Football club in Lancashire, England

Tyldesley Albion F.C. was an association football club from Tyldesley, Lancashire, active in the early 20th century.

==History==

The earliest record of the club is of a 5–0 defeat at Atherton Volunteers in October 1901. In 1902–03 it joined the Eccles & District League and was soon attracting crowds of 2,000 en route to winning the title in its first season.

The club joined the Lancashire Alliance in 1904, and remained a member until the 1908–09 season. It was runner-up every season from 1905–06 to 1907–08, twice behind works sides, and once behind Ashton Town, which had just been de facto relegated from the Lancashire Combination.

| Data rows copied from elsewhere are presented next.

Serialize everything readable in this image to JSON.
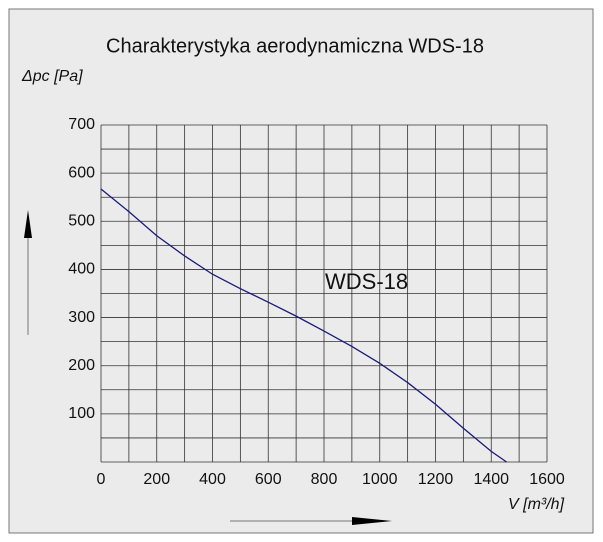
{
  "chart_data": {
    "type": "line",
    "title": "Charakterystyka aerodynamiczna  WDS-18",
    "y_label": "Δpc [Pa]",
    "x_label": "V [m³/h]",
    "annotation": "WDS-18",
    "x": [
      0,
      100,
      200,
      300,
      400,
      500,
      600,
      700,
      800,
      900,
      1000,
      1100,
      1200,
      1300,
      1400,
      1455
    ],
    "series": [
      {
        "color": "#1a1a7a",
        "values": [
          567,
          520,
          470,
          428,
          390,
          360,
          332,
          303,
          272,
          240,
          205,
          165,
          120,
          70,
          22,
          0
        ]
      }
    ],
    "xlim": [
      0,
      1600
    ],
    "ylim": [
      0,
      700
    ],
    "xticks": [
      0,
      200,
      400,
      600,
      800,
      1000,
      1200,
      1400,
      1600
    ],
    "yticks": [
      100,
      200,
      300,
      400,
      500,
      600,
      700
    ],
    "xgrid": [
      0,
      100,
      200,
      300,
      400,
      500,
      600,
      700,
      800,
      900,
      1000,
      1100,
      1200,
      1300,
      1400,
      1500,
      1600
    ],
    "ygrid": [
      0,
      50,
      100,
      150,
      200,
      250,
      300,
      350,
      400,
      450,
      500,
      550,
      600,
      650,
      700
    ],
    "grid": true
  }
}
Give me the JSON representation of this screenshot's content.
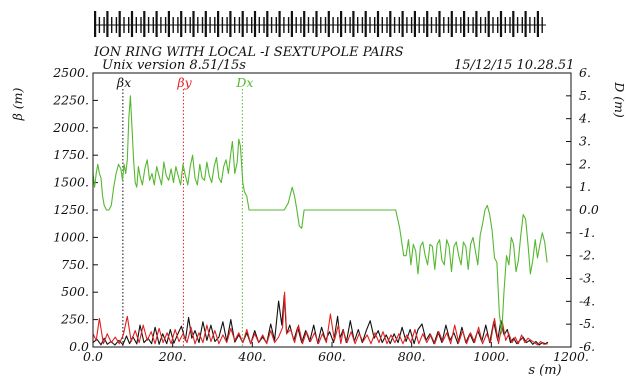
{
  "chart_data": {
    "type": "line",
    "title": "ION RING WITH LOCAL -I SEXTUPOLE PAIRS",
    "subtitle": "Unix version 8.51/15s",
    "timestamp": "15/12/15  10.28.51",
    "xlabel": "s (m)",
    "ylabel_left": "β (m)",
    "ylabel_right": "D (m)",
    "xlim": [
      0,
      1200
    ],
    "ylim_left": [
      0,
      2500
    ],
    "ylim_right": [
      -6,
      6
    ],
    "x_ticks": [
      "0.0",
      "200.",
      "400.",
      "600.",
      "800.",
      "1000.",
      "1200."
    ],
    "y_ticks_left": [
      "0.0",
      "250.",
      "500.",
      "750.",
      "1000.",
      "1250.",
      "1500.",
      "1750.",
      "2000.",
      "2250.",
      "2500."
    ],
    "y_ticks_right": [
      "-6.",
      "-5.",
      "-4.",
      "-3.",
      "-2.",
      "-1.",
      "0.0",
      "1.",
      "2.",
      "3.",
      "4.",
      "5.",
      "6."
    ],
    "grid": false,
    "series": [
      {
        "name": "βx",
        "axis": "left",
        "color": "#111111",
        "x": [
          0,
          10,
          20,
          28,
          36,
          45,
          55,
          65,
          75,
          84,
          92,
          100,
          110,
          118,
          128,
          138,
          147,
          156,
          166,
          175,
          185,
          194,
          203,
          212,
          222,
          232,
          240,
          248,
          256,
          266,
          276,
          286,
          296,
          306,
          316,
          326,
          336,
          346,
          356,
          366,
          376,
          386,
          396,
          406,
          416,
          426,
          436,
          446,
          456,
          466,
          474,
          480,
          486,
          494,
          504,
          514,
          524,
          534,
          544,
          554,
          564,
          574,
          584,
          594,
          604,
          614,
          620,
          628,
          636,
          646,
          656,
          666,
          676,
          686,
          696,
          706,
          716,
          726,
          736,
          746,
          756,
          766,
          776,
          786,
          796,
          806,
          816,
          826,
          836,
          846,
          856,
          866,
          876,
          886,
          896,
          906,
          916,
          926,
          936,
          946,
          956,
          966,
          976,
          986,
          996,
          1006,
          1016,
          1024,
          1032,
          1040,
          1048,
          1056,
          1064,
          1072,
          1080,
          1088,
          1096,
          1104,
          1112,
          1120,
          1128,
          1136,
          1142
        ],
        "y": [
          40,
          70,
          20,
          80,
          25,
          50,
          18,
          60,
          22,
          100,
          30,
          95,
          28,
          200,
          40,
          80,
          30,
          180,
          25,
          120,
          30,
          160,
          35,
          110,
          190,
          60,
          270,
          80,
          150,
          40,
          230,
          60,
          200,
          50,
          90,
          230,
          50,
          250,
          45,
          110,
          40,
          130,
          30,
          150,
          40,
          90,
          35,
          210,
          60,
          420,
          200,
          470,
          120,
          200,
          60,
          180,
          40,
          150,
          50,
          200,
          35,
          180,
          60,
          140,
          40,
          280,
          80,
          160,
          40,
          240,
          50,
          160,
          40,
          150,
          240,
          80,
          150,
          40,
          110,
          30,
          120,
          40,
          180,
          50,
          160,
          30,
          160,
          210,
          60,
          120,
          30,
          140,
          40,
          200,
          60,
          130,
          30,
          180,
          40,
          120,
          40,
          150,
          50,
          200,
          40,
          230,
          60,
          240,
          110,
          160,
          40,
          80,
          30,
          60,
          90,
          40,
          60,
          25,
          50,
          18,
          40,
          30,
          45
        ]
      },
      {
        "name": "βy",
        "axis": "left",
        "color": "#e02020",
        "x": [
          0,
          8,
          16,
          26,
          36,
          46,
          56,
          66,
          76,
          86,
          96,
          106,
          116,
          126,
          136,
          146,
          156,
          166,
          176,
          186,
          196,
          206,
          216,
          226,
          236,
          246,
          256,
          266,
          276,
          286,
          296,
          306,
          316,
          326,
          336,
          346,
          356,
          366,
          376,
          386,
          396,
          406,
          416,
          426,
          436,
          446,
          456,
          466,
          476,
          481,
          486,
          496,
          506,
          516,
          526,
          536,
          546,
          556,
          566,
          576,
          586,
          596,
          606,
          616,
          622,
          628,
          638,
          648,
          658,
          668,
          678,
          688,
          698,
          708,
          718,
          728,
          738,
          748,
          758,
          768,
          778,
          788,
          798,
          808,
          818,
          828,
          838,
          848,
          858,
          868,
          878,
          888,
          898,
          908,
          918,
          928,
          938,
          948,
          958,
          968,
          978,
          988,
          998,
          1008,
          1018,
          1028,
          1036,
          1044,
          1052,
          1060,
          1068,
          1076,
          1084,
          1092,
          1100,
          1108,
          1116,
          1124,
          1132,
          1142
        ],
        "y": [
          120,
          60,
          260,
          30,
          120,
          40,
          90,
          30,
          110,
          280,
          50,
          150,
          40,
          200,
          60,
          140,
          30,
          170,
          40,
          130,
          30,
          160,
          50,
          120,
          40,
          180,
          30,
          130,
          40,
          200,
          50,
          150,
          30,
          110,
          40,
          170,
          60,
          130,
          40,
          160,
          30,
          120,
          40,
          110,
          30,
          150,
          40,
          90,
          180,
          500,
          120,
          160,
          40,
          200,
          30,
          140,
          50,
          130,
          30,
          120,
          40,
          300,
          60,
          200,
          30,
          150,
          40,
          140,
          30,
          120,
          50,
          110,
          30,
          130,
          40,
          140,
          30,
          110,
          40,
          120,
          30,
          110,
          40,
          160,
          30,
          120,
          40,
          110,
          30,
          140,
          50,
          130,
          30,
          200,
          40,
          150,
          30,
          130,
          40,
          180,
          30,
          120,
          40,
          260,
          30,
          220,
          60,
          120,
          40,
          90,
          30,
          110,
          40,
          80,
          60,
          40,
          20,
          50,
          25,
          30
        ]
      },
      {
        "name": "Dx",
        "axis": "right",
        "color": "#55b830",
        "x": [
          0,
          4,
          8,
          12,
          16,
          20,
          24,
          28,
          34,
          40,
          46,
          52,
          58,
          64,
          70,
          74,
          78,
          82,
          86,
          90,
          94,
          98,
          102,
          106,
          110,
          114,
          118,
          124,
          130,
          136,
          142,
          148,
          154,
          160,
          166,
          172,
          178,
          184,
          190,
          196,
          202,
          208,
          214,
          220,
          226,
          232,
          238,
          244,
          250,
          256,
          262,
          268,
          274,
          280,
          286,
          292,
          298,
          304,
          310,
          316,
          322,
          328,
          334,
          340,
          346,
          350,
          356,
          362,
          366,
          370,
          376,
          380,
          386,
          392,
          400,
          420,
          440,
          460,
          480,
          490,
          500,
          506,
          512,
          518,
          524,
          530,
          540,
          560,
          600,
          640,
          680,
          700,
          720,
          740,
          760,
          770,
          780,
          786,
          792,
          798,
          804,
          810,
          816,
          822,
          828,
          834,
          840,
          846,
          852,
          858,
          864,
          870,
          876,
          882,
          888,
          894,
          900,
          906,
          912,
          918,
          924,
          930,
          936,
          942,
          948,
          954,
          960,
          966,
          972,
          978,
          984,
          990,
          996,
          1002,
          1008,
          1014,
          1020,
          1026,
          1032,
          1038,
          1044,
          1050,
          1056,
          1062,
          1068,
          1074,
          1080,
          1086,
          1092,
          1098,
          1104,
          1110,
          1116,
          1122,
          1128,
          1134,
          1140
        ],
        "y": [
          1.6,
          1.0,
          1.6,
          2.0,
          1.6,
          1.4,
          0.6,
          0.2,
          0.0,
          0.0,
          0.2,
          1.0,
          1.6,
          2.0,
          1.8,
          1.3,
          2.0,
          1.6,
          2.2,
          4.0,
          5.0,
          3.6,
          2.2,
          1.2,
          1.0,
          1.9,
          1.5,
          1.1,
          1.8,
          2.2,
          1.3,
          1.6,
          1.1,
          1.9,
          1.5,
          1.1,
          2.1,
          1.5,
          1.3,
          1.8,
          1.2,
          1.9,
          1.5,
          1.1,
          2.0,
          1.5,
          1.1,
          1.9,
          2.4,
          1.4,
          1.1,
          2.0,
          1.4,
          1.3,
          2.1,
          1.5,
          1.2,
          1.9,
          2.3,
          1.4,
          1.2,
          1.9,
          2.2,
          1.6,
          2.5,
          3.0,
          1.6,
          2.1,
          3.1,
          2.8,
          1.2,
          0.8,
          0.6,
          0.0,
          0.0,
          0.0,
          0.0,
          0.0,
          0.0,
          0.3,
          1.0,
          0.6,
          0.0,
          -0.7,
          -0.8,
          0.0,
          0.0,
          0.0,
          0.0,
          0.0,
          0.0,
          0.0,
          0.0,
          0.0,
          0.0,
          -0.8,
          -2.0,
          -2.0,
          -1.3,
          -2.4,
          -1.5,
          -1.8,
          -2.8,
          -1.6,
          -1.4,
          -2.0,
          -2.4,
          -1.5,
          -1.6,
          -2.6,
          -1.5,
          -1.3,
          -2.2,
          -2.4,
          -1.3,
          -1.6,
          -2.7,
          -1.6,
          -1.4,
          -2.0,
          -2.4,
          -1.4,
          -1.6,
          -2.6,
          -1.5,
          -1.2,
          -1.8,
          -2.4,
          -1.1,
          -0.6,
          0.0,
          0.2,
          -0.2,
          -0.9,
          -2.1,
          -2.3,
          -4.5,
          -5.4,
          -3.5,
          -2.0,
          -2.4,
          -1.2,
          -1.5,
          -2.7,
          -2.2,
          -1.1,
          -0.2,
          -0.4,
          -1.5,
          -2.8,
          -2.2,
          -1.3,
          -2.1,
          -1.5,
          -1.0,
          -1.4,
          -2.3
        ]
      }
    ],
    "markers": [
      {
        "label": "βx",
        "x": 75,
        "color": "#111111"
      },
      {
        "label": "βy",
        "x": 227,
        "color": "#e02020"
      },
      {
        "label": "Dx",
        "x": 375,
        "color": "#55b830"
      }
    ]
  }
}
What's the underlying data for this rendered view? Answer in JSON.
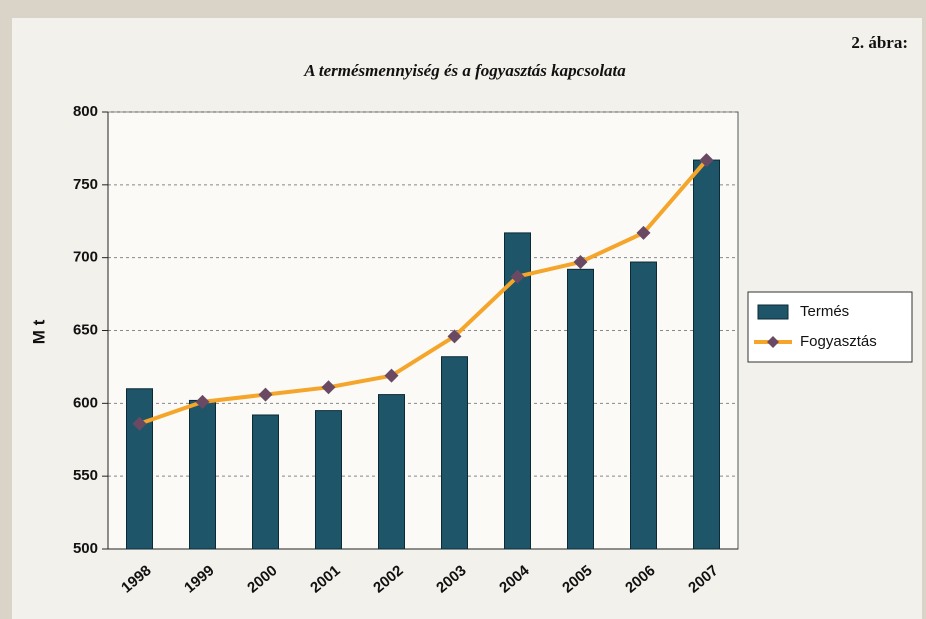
{
  "chart_data": {
    "type": "bar-line",
    "title": "A termésmennyiség és a fogyasztás kapcsolata",
    "figure_label": "2. ábra:",
    "y_label": "M t",
    "categories": [
      "1998",
      "1999",
      "2000",
      "2001",
      "2002",
      "2003",
      "2004",
      "2005",
      "2006",
      "2007"
    ],
    "series": [
      {
        "name": "Termés",
        "type": "bar",
        "color": "#1f5568",
        "values": [
          610,
          602,
          592,
          595,
          606,
          632,
          717,
          692,
          697,
          767
        ]
      },
      {
        "name": "Fogyasztás",
        "type": "line",
        "color": "#f4a52a",
        "marker_color": "#6a4a63",
        "values": [
          586,
          601,
          606,
          611,
          619,
          646,
          687,
          697,
          717,
          767
        ]
      }
    ],
    "ylim": [
      500,
      800
    ],
    "yticks": [
      500,
      550,
      600,
      650,
      700,
      750,
      800
    ],
    "grid": true,
    "legend": "right"
  }
}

In 1906–07, the club recovered from a series of player disagreements (which required centre-forward Parry to take up a goalkeeping role, to much acclaim, while still retaining penalty-taker duties) to mount a championship challenge which included scoring 10 in one half against Newtown St Mark's, Leather scoring a double hat-trick.

Tyldesley did however have success in the Wigan Cup, winning in 1905–06 (coming from behind to beat Parr Rovers 2–1, at the ground of Ince Parish Church F.C.) and 1907–08 (an easy 3–0 win over Hindley Central - who had beaten the Bongers in the final in 1904–05, both finals being at Atherton).

The club split its 1908–09 season with the Manchester Football League before concentrating on the latter from 1909. It also entered the FA Cup for the only time in 1909–10, losing in a second replay to Walkden Central in the extra-preliminary round; the tie was played on neutral ground at Atherton, and Albion had a 3–1 half-time lead, but the score after 90 minutes was 3–3 and the Centralites scored three without reply in extra-time.

Towards the end of the 1910–11 season, the club applied to replace Ashton Town in the Combination; although Town's League position was hopeless, with bottom position guaranteed, taking over the place would have given Tyldesley an advantage for election as a member for the following season. Tyldesley was duly accepted as a member, but on the condition that it sought out a new XI to play in the Combination, while leaving its first XI to finish out the Manchester League season. Instead it did the opposite, sending its first XI to Hindley Central in its first Combination match, winning 3–2, while its reserves conceded 8 in the Manchester League in a dead-rubber with Rusholme. After the Manchester League protested, the Combination expelled Tyldesley after just one match, and Tyldesley quit the Manchester League in disgust at the end of the season.

It looked as if the Bongs' approach had cost the club a place in the Combination for 1911–12, as it failed to be elected to one of the available spots at the competition's meeting in July, Albion only securing 9 votes - 12 short of the number required for election. However, after a number of Football League clubs resigned from their co-membership of the Combination and their reserve sides were withdrawn, Albion was one of three clubs brought in to make up the numbers. Because of the late admission, it was a damp squib of a campaign, as Albion finished a mediocre 9th, and after playing one match in the 1912–13 season (a 3–0 defeat at Northwich Victoria on 7 September), Tyldesley did not turn up to its second match (at Barnoldswick) and was duly expelled again. As a consequence, with no prospect of league football, on 18 September 1912, the committee voted to disband the club. Albion was replaced in the Combination by Stalybridge Celtic's reserve XI, who finished second.

==Colours==

The club wore red shirts.

==Ground==

The club originally played at Tyldesley Common, requiring a fence to be put around the playing area to generate admission fees; it used the Imperial Inn for its facilities. In 1904, it procured the Lower Oak Street ground from the recently disbanded Tyldesley Alexandra and in 1907 moved to Summerfield Lane.

==Nickname==

The club was nicknamed the Bongs or Bongers, deriving from a local nickname for the town.